Título: Bilac, Cofins e CPMF
Autor:
Fonte: O Estado de São Paulo, 19/03/2007, Notas e Informações, p. A3

Os impostos brasileiros não são apenas pesados, injustos, complicados e antieconômicos. Alguns deles são também, por malandragem do governo, inconstitucionais. É o caso dos tributos em cascata. Incidem uns sobre outros, como se o fato de o cidadão dever alguma coisa ao Estado o tornasse devedor também da União, ou vice-versa. É o que ocorre, por exemplo, quando o PIS e a Cofins, tributos federais, são cobrados sobre uma base de cálculo que inclui o Imposto sobre Circulação de Mercadorias e Serviços (ICMS), de competência estadual. Pelo menos nesse caso, há esperança de que a Justiça ponha as coisas em ordem, diminuindo um pouco a baderna tributária do País.

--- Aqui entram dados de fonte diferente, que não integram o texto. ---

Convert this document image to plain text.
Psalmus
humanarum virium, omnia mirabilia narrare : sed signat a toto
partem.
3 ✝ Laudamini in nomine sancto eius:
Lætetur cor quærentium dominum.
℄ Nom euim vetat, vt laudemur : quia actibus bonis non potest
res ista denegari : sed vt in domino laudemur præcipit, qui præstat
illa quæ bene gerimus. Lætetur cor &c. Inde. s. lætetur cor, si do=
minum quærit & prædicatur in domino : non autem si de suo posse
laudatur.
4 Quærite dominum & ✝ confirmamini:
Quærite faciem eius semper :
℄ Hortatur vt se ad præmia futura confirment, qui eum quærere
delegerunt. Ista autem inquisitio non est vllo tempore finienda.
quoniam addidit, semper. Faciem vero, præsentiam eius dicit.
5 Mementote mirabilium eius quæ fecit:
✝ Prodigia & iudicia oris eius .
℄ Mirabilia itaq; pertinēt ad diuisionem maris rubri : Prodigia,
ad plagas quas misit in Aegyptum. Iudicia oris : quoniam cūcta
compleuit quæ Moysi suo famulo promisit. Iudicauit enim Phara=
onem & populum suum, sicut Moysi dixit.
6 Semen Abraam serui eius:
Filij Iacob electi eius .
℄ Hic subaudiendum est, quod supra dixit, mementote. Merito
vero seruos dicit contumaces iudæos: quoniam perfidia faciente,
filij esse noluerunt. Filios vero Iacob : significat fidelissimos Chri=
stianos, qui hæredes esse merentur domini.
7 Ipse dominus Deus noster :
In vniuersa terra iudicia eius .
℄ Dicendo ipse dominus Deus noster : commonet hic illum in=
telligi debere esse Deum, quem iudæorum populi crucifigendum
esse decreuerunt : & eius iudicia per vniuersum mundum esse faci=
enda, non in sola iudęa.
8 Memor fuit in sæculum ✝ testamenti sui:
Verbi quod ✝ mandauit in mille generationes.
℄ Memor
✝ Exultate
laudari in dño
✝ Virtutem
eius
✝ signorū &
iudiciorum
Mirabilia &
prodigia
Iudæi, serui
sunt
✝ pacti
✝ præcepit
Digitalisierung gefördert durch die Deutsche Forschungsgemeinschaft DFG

Em São Paulo, um juiz da 16ª Vara Federal Cível deu ganho a um contribuinte com base num julgamento ainda incompleto do Supremo Tribunal Federal (STF). Esse julgamento foi suspenso em agosto do ano passado, quando o ministro Gilmar Mendes pediu vista do processo, mas nesse momento 6 dos 11 membros do tribunal já haviam votado a favor da suspensão da cobrança das duas contribuições sobre uma base que inclui o ICMS.

A ação em julgamento no STF é um recurso contra uma decisão do Tribunal Regional Federal da 3ª Região, que julgou constitucional aquela cobrança. Os advogados da empresa envolvida no processo afirmam que PIS e Cofins, de acordo com a lei, só podem incidir sobre o faturamento e que o ICMS incorporado no preço não é, tecnicamente, parte da receita, já que é pago ao Tesouro estadual.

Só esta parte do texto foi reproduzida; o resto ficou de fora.